Arvind Subramanian notes the appreciation of the Rupee. This too was due to a change in mindset. Traditionally, India has had a weak balance of payments, which made policymakers resort to frequent depreciation. But the reserves began to rise at the end of 2013 - initially because of NRIs' remittances, and later because of investment inflows after the pseudo-socialist Congress government gave way to the ostensibly capitalist BJP government. They rose from $280 billion to $350 billion in two years. That made life difficult for the Reserve Bank of India; it had to keep selling bonds to banks to remove the rise in currency that resulted from reserve accumulation and invest the reserves in money markets abroad at close-to-zero interest. So, beginning 2016, it stopped buying foreign exchange and let the Rupee appreciate. It has appreciated some 5-6 per cent since then; but surprisingly, exports have grown sharply in 2017. This is counter-intuitive, but we will have to wait for trade and payments statistics before we can tell why it happened.
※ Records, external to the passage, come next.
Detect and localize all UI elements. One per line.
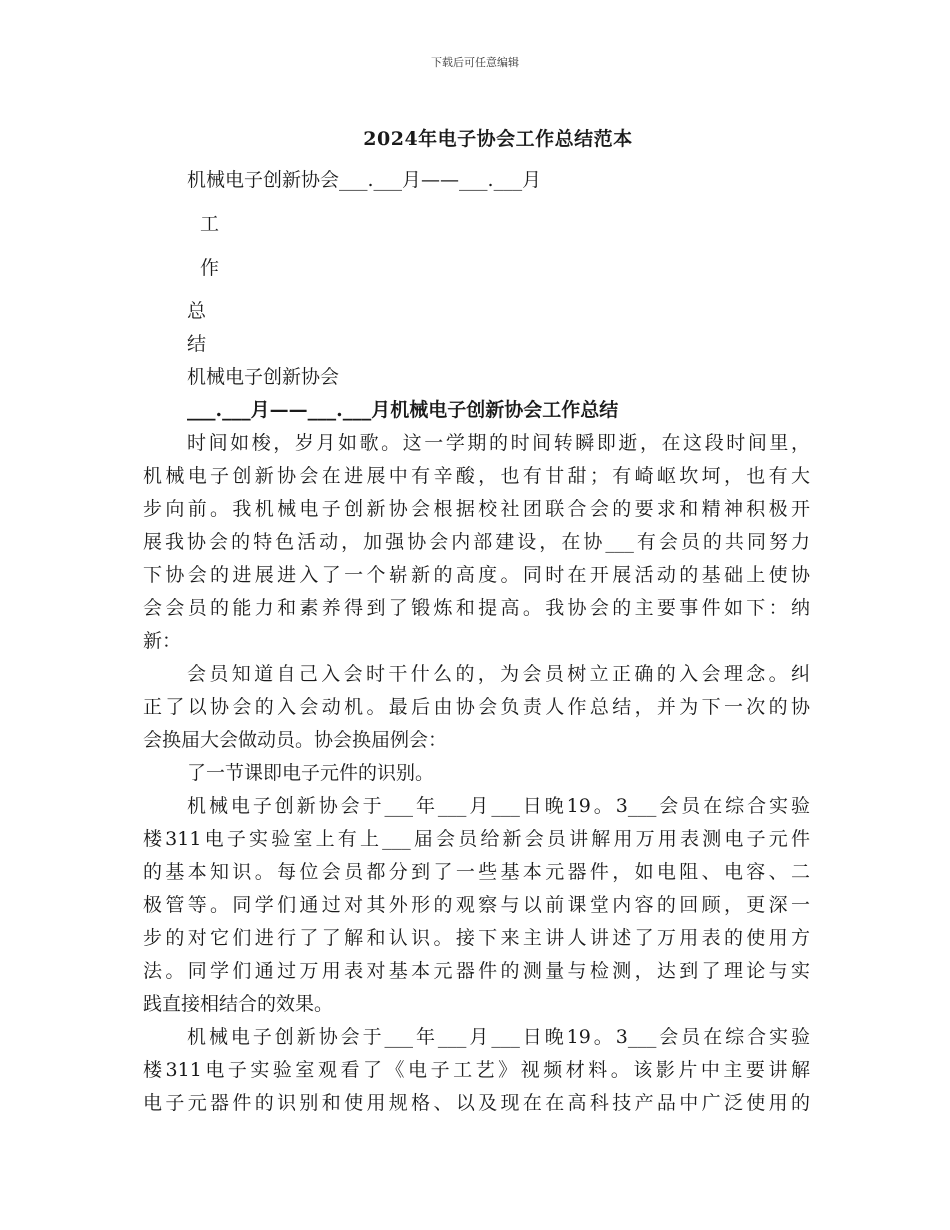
paragraph-line: 机械电子创新协会于___年___月___日晚19。3___会员在综合实验 [187,795,810,817]
paragraph-line: 会换届大会做动员。协会换届例会： [143,729,448,751]
paragraph-line: 楼311电子实验室上有上___届会员给新会员讲解用万用表测电子元件 [143,828,810,850]
paragraph-line: 机械电子创新协会于___年___月___日晚19。3___会员在综合实验 [187,1026,810,1048]
paragraph-line: 法。同学们通过万用表对基本元器件的测量与检测，达到了理论与实 [143,960,810,982]
paragraph-line: 会会员的能力和素养得到了锻炼和提高。我协会的主要事件如下：纳 [143,597,810,619]
paragraph-line: 步的对它们进行了了解和认识。接下来主讲人讲述了万用表的使用方 [143,927,810,949]
meta-line: 机械电子创新协会___.___月——___.___月 [187,169,542,191]
paragraph-line: 新： [143,630,182,652]
paragraph-line: 极管等。同学们通过对其外形的观察与以前课堂内容的回顾，更深一 [143,894,810,916]
paragraph-line: 会员知道自己入会时干什么的，为会员树立正确的入会理念。纠 [187,663,810,685]
section-subtitle: ___.___月——___.___月机械电子创新协会工作总结 [187,399,619,421]
paragraph-line: 正了以协会的入会动机。最后由协会负责人作总结，并为下一次的协 [143,696,810,718]
paragraph-line: 时间如梭，岁月如歌。这一学期的时间转瞬即逝，在这段时间里， [187,432,810,454]
paragraph-line: 践直接相结合的效果。 [143,993,334,1015]
vertical-char: 工 [200,213,220,235]
vertical-char: 总 [187,300,207,322]
document-title: 2024年电子协会工作总结范本 [363,128,633,150]
vertical-char: 结 [187,333,207,355]
vertical-char: 作 [200,257,220,279]
paragraph-line: 楼311电子实验室观看了《电子工艺》视频材料。该影片中主要讲解 [143,1059,810,1081]
paragraph-line: 步向前。我机械电子创新协会根据校社团联合会的要求和精神积极开 [143,498,810,520]
page-header: 下载后可任意编辑 [431,56,519,69]
paragraph-line: 展我协会的特色活动，加强协会内部建设，在协___有会员的共同努力 [143,531,810,553]
paragraph-line: 的基本知识。每位会员都分到了一些基本元器件，如电阻、电容、二 [143,861,810,883]
paragraph-line: 机械电子创新协会在进展中有辛酸，也有甘甜；有崎岖坎坷，也有大 [143,465,810,487]
org-name: 机械电子创新协会 [187,366,340,388]
paragraph-line: 了一节课即电子元件的识别。 [187,762,435,784]
paragraph-line: 电子元器件的识别和使用规格、以及现在在高科技产品中广泛使用的 [143,1092,810,1114]
paragraph-line: 下协会的进展进入了一个崭新的高度。同时在开展活动的基础上使协 [143,564,810,586]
In his conclusion, the CEA came back to inflation. It has come down and fallen below the official target, industrial growth is miserable, industrial enterprises are in a bad state, they are not repaying bank loans, banks have a huge bad debt problem. All this calls for expansionary macroeconomic policy. But the combined fiscal deficit of the Centre and the states as proportion of GDP has been falling; from 6.9 per cent of GDP in 2012-13 it fell to 6.2 per cent in 2016-17, and will go down further to 5.9 per cent this year. The Centre is the culprit; its deficit has fallen from 4.9 to 3.5 per cent between 2012-13 and 2016-17, whilst the states' deficit went up from 2 to 2.7 per cent. Public sector borrowings (covering the Centre, states and public enterprises) came down from 7.6 per cent to 7.3 per cent between those years. Share of government investment in GDP is roughly constant: 6 per cent in 2015-16, 6.6 and 6.3 per cent in the next two years. In other words, at a time when the economy requires a stimulus, the governments are not increasing their deficit. And the Reserve Bank's real repo rate has gone up or changed little depending which price index one deflates it with. So the Reserve Bank is also not stimulating the economy. Are not both following economic policies inappropriate to the macroeconomic situation?

In my view, the CEA is the chief economist of the Central government; he must believe government statistics. If he does, the economy is growing at fantastic rates; so what is he complaining about? And his view, that since inflation has come down, the Central government (yes, the one that he advises) must run deficits and reduce interest rates depends on the target inflation rate. True, inflation has fallen below the Reserve Bank's declared target. But it should consider whether its target is not too high. I myself would favour a zero per cent target. There should be no rising trend in prices. If people come to have faith in zero inflation, they will not be in a hurry to spend; their savings will go up. They will be prepared to hold cash; the government will be able to borrow from them at zero rate of interest. And the whole world will want to hold Rupees, and to invest in India. Foreigners will keep the economy growing; we can relax and consume our incomes. But yes, there is one thing the government must never do if it wants this to happen: it should take a vow never to demonetize, and keep its promise.

Subramanian has brought in some good thinking, but it is parochial and short-term. He spoke just days before China's grand meeting about One Belt One Road. The best response India could think of was to boycott the meeting. It will not make the slightest difference; the belt and the road will go around India. Roads and sea lanes are for everyone; they will not give China exclusive property in anything. If Subramanian had gone to the meeting, he would have learnt something, got some ideas, come across some national opportunities. What was the gain from the boycott? It was all loss. Even if we do not want to help China become a superpower - which it can become without our help - we have to learn how to become the minipower of the Indian Ocean. It cannot be done by going and praying at a temple in Sri Lanka; it requires a vision and a plan. That is what this government lacks.